Five Democrats -- Sens. Kay Hagan of North Carolina, Tim Johnson of South Dakota, Tim Kaine of Virginia, Tester and Warner -- voted against both amendments, effectively avoiding a position on a carbon tax. All but Kaine are up for re-election next year.

"We're open to a discussion and a debate on carbon taxes in the context of broader tax and energy policies -- not through a marathon vote-a-rama," said Hall, Warner's spokesman, in an email.

An amendment from Sen. Rand Paul (R-Ky.) targeted the Department of Energy's loan guarantee program by proposing to divert $8 billion from that program and another $8 billion from foreign aid accounts to fund upgrades of crumbling bridges. It failed 26-72, with 19 Republicans joining all Democrats voting against it.

Senators also adopted a few amendments by voice vote, including one from Sen. Mark Begich (D-Alaska) that would require labeling of genetically modified salmon, another from Sen. Jeff Merkley (D-Ore.) calling for increased investments in the Advanced Research Projects Agency-Energy and a third from Sen. Mark Udall (D-Colo.) aiming to boost resources for wildfire preparedness.

The House last week passed its own budget from Rep. Paul Ryan (R-Wis.) on a largely party-line vote that was free from the lengthy vote series because of stricter debate rules in the lower chamber. The House and Senate budgets would have to be reconciled to have much effect on the coming appropriations process, but there is little hope that will happen.
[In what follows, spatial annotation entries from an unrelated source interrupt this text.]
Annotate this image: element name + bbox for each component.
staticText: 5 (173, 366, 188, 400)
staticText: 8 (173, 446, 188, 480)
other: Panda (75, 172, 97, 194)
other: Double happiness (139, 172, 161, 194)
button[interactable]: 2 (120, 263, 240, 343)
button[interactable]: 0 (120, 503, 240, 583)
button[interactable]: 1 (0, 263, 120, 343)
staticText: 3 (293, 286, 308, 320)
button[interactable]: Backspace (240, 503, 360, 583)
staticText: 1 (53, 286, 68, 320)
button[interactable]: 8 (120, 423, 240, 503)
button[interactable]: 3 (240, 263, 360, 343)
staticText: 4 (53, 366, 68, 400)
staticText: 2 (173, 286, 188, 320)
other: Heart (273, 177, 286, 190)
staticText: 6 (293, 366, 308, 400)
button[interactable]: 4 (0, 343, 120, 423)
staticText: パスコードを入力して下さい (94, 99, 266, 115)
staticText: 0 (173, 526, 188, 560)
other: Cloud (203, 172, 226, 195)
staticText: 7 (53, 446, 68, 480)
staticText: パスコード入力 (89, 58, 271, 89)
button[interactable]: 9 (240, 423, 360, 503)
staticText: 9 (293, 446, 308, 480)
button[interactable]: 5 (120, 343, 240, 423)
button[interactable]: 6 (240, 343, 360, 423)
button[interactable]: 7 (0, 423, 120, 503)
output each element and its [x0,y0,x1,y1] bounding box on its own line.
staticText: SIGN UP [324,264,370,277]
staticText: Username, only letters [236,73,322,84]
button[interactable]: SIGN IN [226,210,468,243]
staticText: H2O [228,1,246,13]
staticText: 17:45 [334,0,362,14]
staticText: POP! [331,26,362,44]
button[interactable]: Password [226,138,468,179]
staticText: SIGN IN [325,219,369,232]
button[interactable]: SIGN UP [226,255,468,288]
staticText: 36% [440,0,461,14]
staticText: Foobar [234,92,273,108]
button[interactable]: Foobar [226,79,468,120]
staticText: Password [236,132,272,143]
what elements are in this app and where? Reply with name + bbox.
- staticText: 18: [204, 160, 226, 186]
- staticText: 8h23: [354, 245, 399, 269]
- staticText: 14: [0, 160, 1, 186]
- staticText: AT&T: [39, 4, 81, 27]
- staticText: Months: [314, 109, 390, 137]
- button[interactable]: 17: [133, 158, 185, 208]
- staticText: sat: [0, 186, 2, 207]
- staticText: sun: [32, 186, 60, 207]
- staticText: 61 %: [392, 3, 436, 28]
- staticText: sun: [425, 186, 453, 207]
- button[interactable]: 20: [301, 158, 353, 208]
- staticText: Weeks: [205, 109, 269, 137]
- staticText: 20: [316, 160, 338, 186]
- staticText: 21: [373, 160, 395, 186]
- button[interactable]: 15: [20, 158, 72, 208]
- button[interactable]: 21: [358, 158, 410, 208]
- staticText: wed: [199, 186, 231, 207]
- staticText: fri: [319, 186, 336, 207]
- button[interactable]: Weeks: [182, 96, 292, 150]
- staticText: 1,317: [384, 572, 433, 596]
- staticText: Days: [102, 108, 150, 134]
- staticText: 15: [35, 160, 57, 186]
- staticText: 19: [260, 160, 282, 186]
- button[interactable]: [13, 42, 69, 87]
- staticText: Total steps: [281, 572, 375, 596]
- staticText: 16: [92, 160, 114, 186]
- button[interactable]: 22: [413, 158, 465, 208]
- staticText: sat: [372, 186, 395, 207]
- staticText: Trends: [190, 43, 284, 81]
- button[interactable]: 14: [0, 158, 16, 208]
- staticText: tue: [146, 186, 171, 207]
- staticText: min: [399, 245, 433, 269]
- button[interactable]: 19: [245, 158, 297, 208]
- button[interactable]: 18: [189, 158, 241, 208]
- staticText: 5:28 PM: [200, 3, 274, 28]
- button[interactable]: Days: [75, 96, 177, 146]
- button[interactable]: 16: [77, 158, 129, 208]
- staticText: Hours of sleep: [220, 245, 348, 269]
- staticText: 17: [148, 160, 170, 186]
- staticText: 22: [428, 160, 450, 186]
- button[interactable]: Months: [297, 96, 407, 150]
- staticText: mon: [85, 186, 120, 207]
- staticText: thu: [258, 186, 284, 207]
Still, senators were glad to go through the exercise last week.

"There is zero chance that there will be a conference committee budget, in my opinion," Blunt said before the vote last week. "But going through the process is important, and it helps tee up the ball for the appropriations process to get started. We have a top number that the law sets for us. So it's a worthwhile thing to do."